During Holy Week last April in PNG’s Southern Highlands province, three village women were accused of sorcery, strung-up and tortured by fire.
They were then forced to take responsibility for the death of a man who had a history of asthma and kidney ailments.
That episode was followed by the accusation of sorcery against another six women living in the same area.
Belief in sorcery is still widespread in some parts of PNG, with acts of violence, even murder, sometimes carried out against people, most often women, accused of having put a curse on someone in the community.
“Many think that there is no natural death and that every death must have a clear cause,” Mendi Diocese vicar general Fr Pius Hal said.
“Unfortunately, when this happens the poor and defenceless are blamed for the death of a person.”
Church leaders are speaking out about such false beliefs, and joined in to support the First International Day against Witchcraft and Sorcery Accusation on August 10.
In Mendi, in the Southern Highlands, 3000 people marched in peaceful solidarity, chanting “do not to kill innocent mothers, fathers and young women. Respect the dignity… especially our mothers and sisters”.
“Those who commit the atrocity of sorcery accusation violence are not interested in justice,” Mend Bishop Donald Lippert posted on Facebook.
“Most often they are motivated by greed, revenge and jealousy.
“Some use it to consolidate their power in a community.
“They are guilty of crimes against humanity.”

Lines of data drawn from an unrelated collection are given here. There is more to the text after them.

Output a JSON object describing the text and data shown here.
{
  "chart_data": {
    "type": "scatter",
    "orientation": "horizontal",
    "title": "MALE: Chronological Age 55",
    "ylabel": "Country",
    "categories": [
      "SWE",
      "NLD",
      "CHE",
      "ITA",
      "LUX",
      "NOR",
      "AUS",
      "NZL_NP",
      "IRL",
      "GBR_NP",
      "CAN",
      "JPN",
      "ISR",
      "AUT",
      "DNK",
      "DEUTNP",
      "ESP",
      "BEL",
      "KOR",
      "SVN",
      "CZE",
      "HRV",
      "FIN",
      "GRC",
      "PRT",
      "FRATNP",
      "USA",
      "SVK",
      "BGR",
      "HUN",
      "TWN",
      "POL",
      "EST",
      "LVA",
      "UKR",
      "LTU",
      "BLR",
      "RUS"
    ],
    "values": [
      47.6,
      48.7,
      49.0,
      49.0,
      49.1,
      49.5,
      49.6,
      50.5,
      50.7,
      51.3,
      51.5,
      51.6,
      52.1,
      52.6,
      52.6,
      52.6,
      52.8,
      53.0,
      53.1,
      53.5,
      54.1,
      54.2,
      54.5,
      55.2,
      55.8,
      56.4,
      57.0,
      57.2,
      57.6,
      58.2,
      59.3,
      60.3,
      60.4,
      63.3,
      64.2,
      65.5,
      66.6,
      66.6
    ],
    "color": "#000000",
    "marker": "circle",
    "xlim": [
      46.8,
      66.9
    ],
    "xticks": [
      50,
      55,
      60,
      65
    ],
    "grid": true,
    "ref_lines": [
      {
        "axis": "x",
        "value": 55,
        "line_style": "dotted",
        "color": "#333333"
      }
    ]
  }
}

Bishop Lippert, who regularly visits many villages across the rugged Southern Highlands province, said the premise of sorcery accusation was that a person could kill another person by simply willing it – or performing some kind of occult ritual.

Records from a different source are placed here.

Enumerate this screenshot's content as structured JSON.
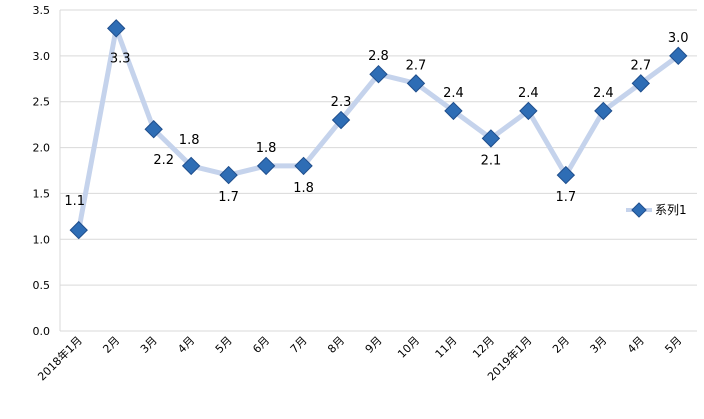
{
  "chart_data": {
    "type": "line",
    "categories": [
      "2018年1月",
      "2月",
      "3月",
      "4月",
      "5月",
      "6月",
      "7月",
      "8月",
      "9月",
      "10月",
      "11月",
      "12月",
      "2019年1月",
      "2月",
      "3月",
      "4月",
      "5月"
    ],
    "series": [
      {
        "name": "系列1",
        "values": [
          1.1,
          3.3,
          2.2,
          1.8,
          1.7,
          1.8,
          1.8,
          2.3,
          2.8,
          2.7,
          2.4,
          2.1,
          2.4,
          1.7,
          2.4,
          2.7,
          3.0
        ]
      }
    ],
    "data_labels": [
      "1.1",
      "3.3",
      "2.2",
      "1.8",
      "1.7",
      "1.8",
      "1.8",
      "2.3",
      "2.8",
      "2.7",
      "2.4",
      "2.1",
      "2.4",
      "1.7",
      "2.4",
      "2.7",
      "3.0"
    ],
    "y_ticks": [
      "0.0",
      "0.5",
      "1.0",
      "1.5",
      "2.0",
      "2.5",
      "3.0",
      "3.5"
    ],
    "ylim": [
      0,
      3.5
    ],
    "grid": true,
    "legend": {
      "position": "right",
      "label": "系列1"
    },
    "colors": {
      "line": "#c5d3ec",
      "marker": "#2e6db5",
      "marker_edge": "#1f4e8c",
      "grid": "#d9d9d9"
    }
  }
}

“No one has this power, not even the devil. If the devil (who hates life) had this power, all of humanity would be dead,” he posted.
Police Sergeant Jimmy Suaip, representing the local family and sexual violence unit, said the crimes committed against those accused of witchcraft often went unreported.
“Many women were hanged, tortured and killed in the remote villages of the province but relatives do not report to us in fear of retaliation,” he said.
In an attempt to stop witchcraft accusations, Fr Hal said he had discouraged the practice of consulting witch doctors when a person was dying or had just died, and urged communities to seek an autopsy report of the deceased from medically qualified and trained doctors.
“When bush doctors are hired, they do not need proof to blame innocent and vulnerable people, and this is an act of Satanism,” he said.
“Doctors are trained and qualified for such matters and can provide medical proof to confirm the cause of death.”
Bishop Lippert has appealed to people of faith to drive change within their communities.
“The more we are able to get people to encounter the power of the Risen Jesus, of the Risen Christ, the more they will be able to realise that (sorcery accusation-related violence) has no place,” he posted.
“Some have expressed hope that PNG would become a prosperous, black, Christian nation.
“Fact: This will never happen as long as our mothers are brutally tortured and murdered with impunity.”